The Author Of The Diary Notes, That From A
Place One March And A Half Before Reaching The Kerulen, A Very Large
Mountain Was Visible To The North-East, And At Its Foot A Solitary High
And Pointed Hillock, Covered With Stones.
The author says, that the
sovereigns of the house of Yuan used to be buried near this hill.
It may
therefore be plausibly supposed that the tombs of the Mongol Khans were
near the Kerulen, and that the 'K'i-lien' of the Yuan shi is to be
applied to this locality; it seems to me even, that K'i-lien is an
abbreviation, customary to Chinese authors, of Kerulen. The way of burying
the Mongol Khans is described in the Yuan shi (ch. 'On the national
religious rites of the Mongols'), as well as in the Ch'ue keng lu,
'Memoirs of the time of the Yuan Dynasty.' When burying, the greatest care
was taken to conceal from outside people the knowledge of the locality of
the tomb. With this object in view, after the tomb was closed, a drove of
horses was driven over it, and by this means the ground was, for a
considerable distance, trampled down and levelled.
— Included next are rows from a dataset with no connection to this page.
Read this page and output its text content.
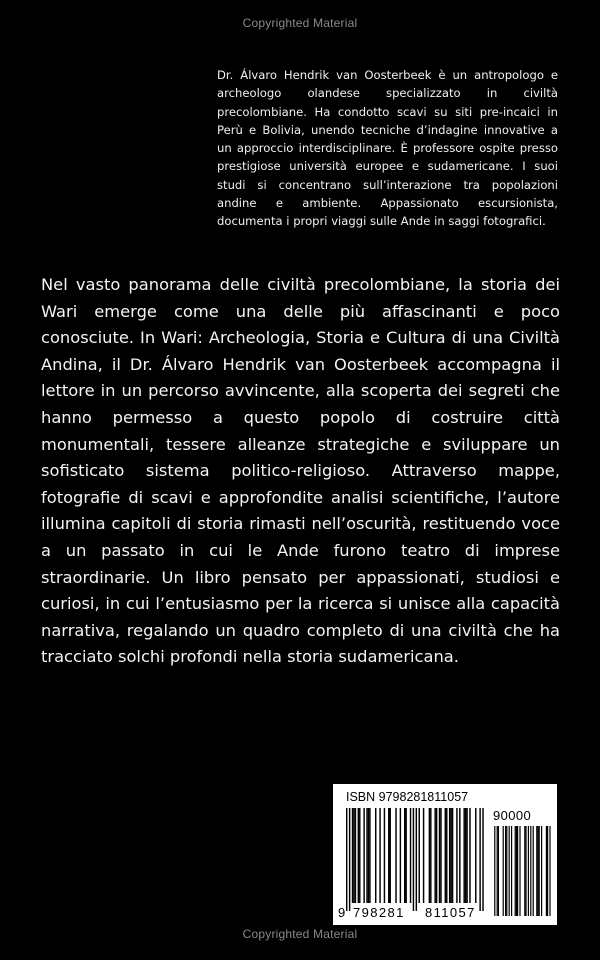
Copyrighted Material

Dr. Álvaro Hendrik van Oosterbeek è un antropologo e archeologo olandese specializzato in civiltà precolombiane. Ha condotto scavi su siti pre-incaici in Perù e Bolivia, unendo tecniche d’indagine innovative a un approccio interdisciplinare. È professore ospite presso prestigiose università europee e sudamericane. I suoi studi si concentrano sull’interazione tra popolazioni andine e ambiente. Appassionato escursionista, documenta i propri viaggi sulle Ande in saggi fotografici.

Nel vasto panorama delle civiltà precolombiane, la storia dei Wari emerge come una delle più affascinanti e poco conosciute. In Wari: Archeologia, Storia e Cultura di una Civiltà Andina, il Dr. Álvaro Hendrik van Oosterbeek accompagna il lettore in un percorso avvincente, alla scoperta dei segreti che hanno permesso a questo popolo di costruire città monumentali, tessere alleanze strategiche e sviluppare un sofisticato sistema politico-religioso. Attraverso mappe, fotografie di scavi e approfondite analisi scientifiche, l’autore illumina capitoli di storia rimasti nell’oscurità, restituendo voce a un passato in cui le Ande furono teatro di imprese straordinarie. Un libro pensato per appassionati, studiosi e curiosi, in cui l’entusiasmo per la ricerca si unisce alla capacità narrativa, regalando un quadro completo di una civiltà che ha tracciato solchi profondi nella storia sudamericana.

ISBN 9798281811057
90000
9 798281	811057
Copyrighted Material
It is added to this
(probably from hearsay) in the Ts'ao mu tze Memoirs (also of the time of
the Yuan Dynasty), that a young camel used to be killed (in the presence
of its mother) on the tomb of the deceased Khan; afterwards, when the time
of the usual offerings of the tomb approached, the mother of this
immolated camel was set at liberty, and she came crying to the place where
it was killed; the locality of the tomb was ascertained in this way."